The art of storytelling
Kathakali artist Asha Jeevan Sathyan, granddaughter of the late actor Sathyan, talks about her journey through the art
KOCHI: Kathakali has been a passion for Asha Jeevan Sathyan, granddaughter of the late actor Sathyan, since her school days. Although she has mastered and performed a variety of dance forms like bharatanatyam, kuchipudi and mohiniyattam from a young age, kathakali, that she started in Class VIII ,stuck with her. “I first performed Kathakali in 1998 as part of the school youth festival. Since I was well-versed in different art forms, my teacher chose me to replace one of the performers who fell sick,” said the 34-year-old.
Mentored by experienced kathakali artistes from the state like Nelliyode Vasudevan Namboodiri and Nelliyoode Vishnu Namboodiri, she went on to perform at various school and college youth festivals. “Apart from participating in events organised at Regatta Natya Sangeetha Kendra, I also used to perform at the light and sound shows organised by Soorya Krishnamoorthy, who is a close friend of my father,” she says.
Recently, she performed for the online dance festival organised by city-based Kalanjali School of Arts. It was a special moment for Asha as she was performing after a long gap of four years. Wanting to spend more time raising her young daughter made her take this break from practising dance.She credited her dance guru Nelliyode Vasudevan for encouraging her to start performing kathakali again. “He helped me prepare for the online competition. The indoor performance was difficult without the orchestra. So we had to download the verse and prepare according to it,” she says.
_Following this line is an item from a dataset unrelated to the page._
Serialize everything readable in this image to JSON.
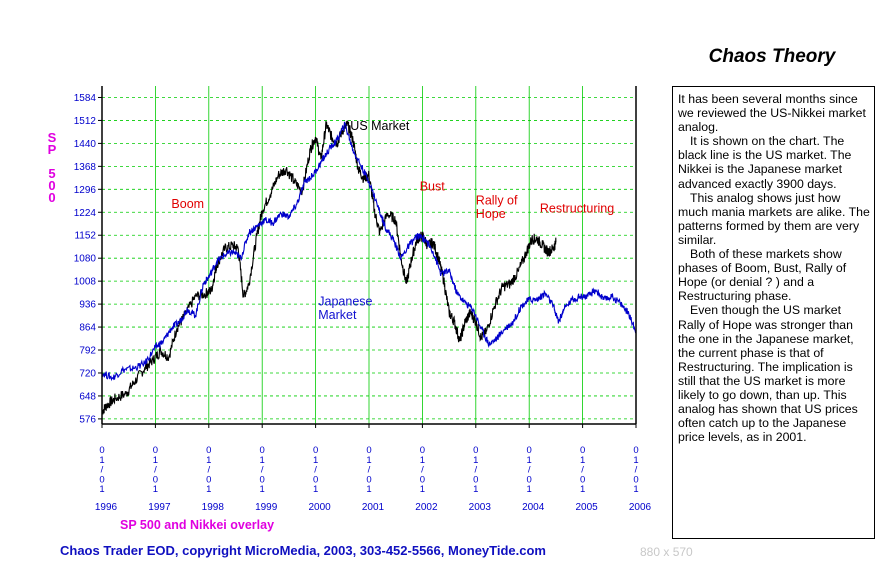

Sita, Shurpanakha and Panchali are some of the popular female roles in Kathakali that Asha has performed at various dance shows. Even though she was interested in portraying male characters, her teachers talked her out of it. “It might have something to do with my height, as the male roles need taller performers for it to look more aesthetic,” she said. As an experienced kathakali artiste, she believes that viewers need to have deep knowledge of the dance form to enjoy it. “Those who have genuine interest in kathakali or other art forms will be able to watch and appreciate it,” she says.